L’autre partie de la classe politique ne l’entend pas de cette oreille, pour elle, d’après la pyramide de Kelsen, la Constitution étant le texte qui institue les différents organes composant l’Etat, elle est donc considérée comme la norme la plus élevée. Pour cette classe politique, la constitution post-transition ne met pas d’exception sur la première élection présidentielle, de plus en son article 96, elle stipule que : « Le Président de la République est élu au suffrage universel direct pour un mandat de cinq ans renouvelable une fois ». Dire  «  être élu au suffrage universel direct », c’est dire « être élu directement par la population (peuple) », or l’actuel Président de la République n’a été élu au suffrage universel direct qu’une seule fois (en 2010).
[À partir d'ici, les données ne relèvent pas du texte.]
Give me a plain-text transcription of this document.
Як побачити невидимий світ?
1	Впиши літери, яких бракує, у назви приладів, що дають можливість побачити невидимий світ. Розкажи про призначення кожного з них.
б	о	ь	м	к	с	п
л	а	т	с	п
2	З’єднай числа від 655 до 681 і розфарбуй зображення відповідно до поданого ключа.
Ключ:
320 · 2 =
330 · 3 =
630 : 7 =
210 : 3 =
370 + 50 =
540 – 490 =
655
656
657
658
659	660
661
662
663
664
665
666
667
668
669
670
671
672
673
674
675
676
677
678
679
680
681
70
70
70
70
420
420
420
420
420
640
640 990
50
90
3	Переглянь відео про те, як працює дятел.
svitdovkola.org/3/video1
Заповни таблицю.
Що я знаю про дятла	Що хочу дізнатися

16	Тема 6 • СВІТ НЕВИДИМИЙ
Il a donc droit à un deuxième mandat au suffrage universel direct.
Dans cette situation, peut-on alors parler de conflit entre l’accord d’Arusha et la Constitution post-transition ? Ou tout simplement conflit entre ceux qui ont négocié, signé l’accord pour la paix d’Arusha et ceux qui ont négocié, signés les accords de cessez-le-feu ?

Pour ceux qui ont bien suivi l’historique de l’accord pour la paix d’Arusha, ils ont dit : « la signature de cet accord et la mise en place des institutions de transition sans cessez-le-feu est une faiblesse exploitée par les groupes armés pour discréditer et affaiblir les parties prenantes de cet accord. Ces dernières sont soupçonnées de s’être entendues pour partager les postes de responsabilités sans résoudre les problèmes fondamentaux de la guerre et de l’aggravation de la crise ». Il eut donc fallu les accords de cessez-le-feu pour que la paix revienne. Ceci met en cause la sainteté et le caractère sacré collé à ses accords pour la paix d’Arusha qui par ailleurs ont été signés au forceps, sous une pression internationale intense, avec des réserves qui ont été émis par le gouvernement d’alors et les partis du G10.
Pour conclure, l’accord d’Arusha, c’est un contrat entre anciens G7 et G10 pour le partage du pouvoir tandis que la constitution post-transition est une loi suprême. De ce qui précède, il n’y a pas de conflit. Selon cette constitution, l’actuel président de la République peut bel et bien se présenter aux élections présidentielles de 2015, à condition qu’il le désire et que son parti le désigne comme candidat.